Administratrice en chef de la santé publique du Canada, la Dre Theresa Tam mentionne que le « quart des jeunes au Canada en bas de l'âge légal de boire de l'alcool en consomment de manière excessive ».

Les dangers des boissons sucrées et alcoolisées sont nombreux. Leur surconsommation, accidentelle ou non, peut entraîner une intoxication alcoolique aiguë ou même la mort. « Ces produits ont été mis en cause dans des hospitalisations et un décès au cours de la dernière année », écrit Santé Canada.

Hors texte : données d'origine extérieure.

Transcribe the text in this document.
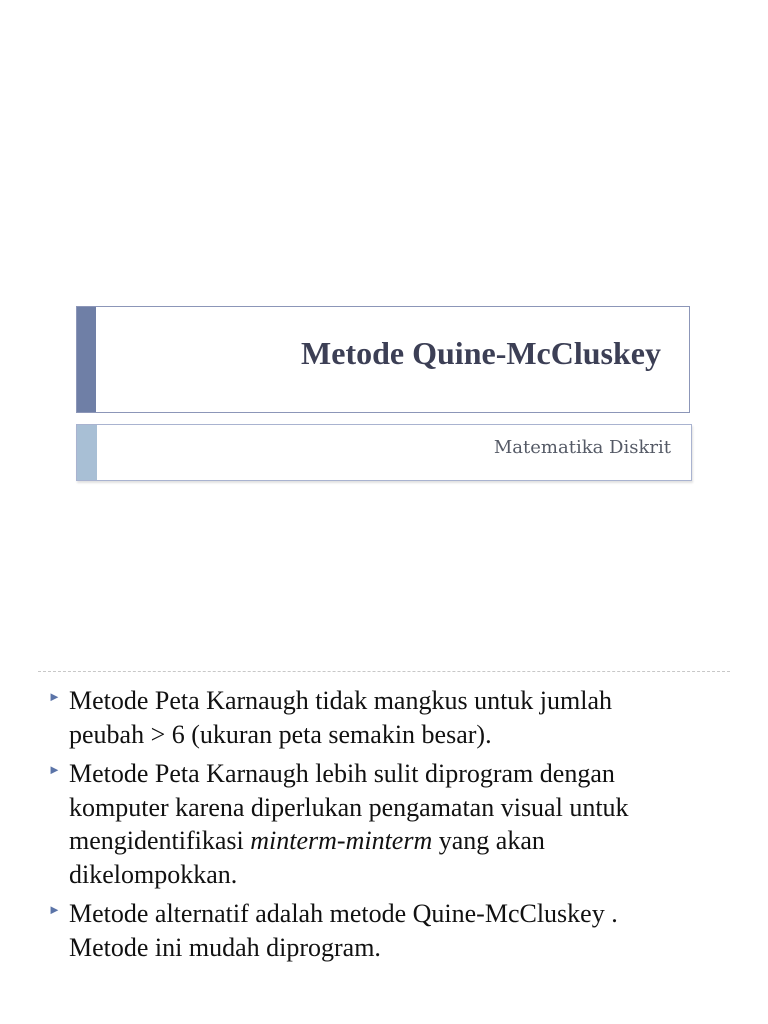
Metode Quine-McCluskey
Matematika Diskrit
► Metode Peta Karnaugh tidak mangkus untuk jumlah
peubah > 6 (ukuran peta semakin besar).
► Metode Peta Karnaugh lebih sulit diprogram dengan
komputer karena diperlukan pengamatan visual untuk
mengidentifikasi minterm-minterm yang akan
dikelompokkan.
► Metode alternatif adalah metode Quine-McCluskey .
Metode ini mudah diprogram.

En décembre 2017, le québécois Pierre Parent, 30 ans, est décédé après avoir consommé en quelques heures un mélange de quatre canettes de boisson sucrée et alcoolisée Four Loko (11,9 % d'alcool), une boisson Smirnoff (4,8 % d'alcool) et des Tylenol. Un décès qui a incité Santé Canada à agir.

Au Québec, la jeune Athéna Gervais, 14 ans, a été retrouvée morte en février 2018 dans un ruisseau derrière son école. Le rapport du coroner entourant les circonstances exactes de ce décès est toujours attendu. Mais selon ses amis, le jour de sa disparition Athena aurait bu une canette de FCKD UP, une boisson sucrée et fortement alcoolisée (11,9 %) aujourd'hui retirée des tablettes, sur l'heure du midi.

La proposition

Les changements réglementaires proposés par Santé Canada visent à restreindre la teneur en alcool des boissons sucrées et alcoolisées « à celle d'une consommation ordinaire et demie (25,6 ml d'alcool) lorsqu'elles sont emballées dans des contenants de 1000 ml ou moins, que ceux-ci soient refermables ou non ».

Limites proposées pour les boissons alcoolisées purifiées et aromatisées :

7,2 % d'alc. /vol. si elles sont vendues dans des contenants de 355 ml ;

5,4 % d'alc. /vol. si elles sont vendues dans des contenants de 473 ml ;

4,5 % d'alc. /vol. si elles sont vendues dans des contenants de 568 ml ;

3,6 % d'alc. /vol. si elles sont vendues dans des contenants de 710 ml.

« Cette limite alignera la teneur en alcool des contenants de boissons alcoolisées purifiées et aromatisées sur un grand nombre d'autres types de boissons alcoolisées conditionnées en portions individuelles actuellement commercialisées au Canada, comme les panachés à base de spiritueux, la bière et le cidre, essentiellement vendus dans des formats contenant de 1 à 1,5 consommation standard d'alcool », écrit Santé Canada. Les boissons vendues dans des contenants en verre d'un volume de 750  mL ou plus ne sont pas visées par la réglementation, car elles contiennent généralement plus d'une portion.

Santé Canada invite à la population à se prononcer sur ce projet de règlement du 22 décembre au 5 février. « Je suis vivement préoccupée par l'offre grandissante de ces boissons à haute teneur en alcool, ainsi que par l'attrait qu'elles exercent chez les jeunes. Le nouveau projet de règlement est une mesure importante qui nous aidera à protéger les jeunes Canadiens », dit la ministre fédérale de la santé, Ginette Petitpas Taylor.

Trop peu, selon Éduc'alcool

Pour Éduc'alcool, limiter le contenu des cannettes de boissons alcoolisées sucrées à 1,5 verre plutôt qu'à un seul verre « ne tient absolument pas compte du besoin de clarté qui s'impose lorsqu'il est question de boissons trompeuses qui camouflent le goût et l'effet de l'alcool ». « Nous avons proposé qu'à défaut d'interdire complètement ces boissons hypocrites, on limite à un verre standard le contenu de ses cannettes. Ainsi, il y aurait un minimum de clarté et de simplicité pour les éventuels consommateurs, particulièrement les jeunes », a souligné le directeur général d'Éduc'alcool, M. Hubert Sacy.

Agente de liaison politique aliment pour Santé Canada, Marie-Josée Bolduc explique que la cible proposée par Santé Canada « est en harmonie avec le restant de l'industrie ». Plusieurs autres produits alcoolisés doivent respecter la même limite, une limite qui suit la directive de consommation d'alcool à faible risque au Canada, a-t-elle expliqué.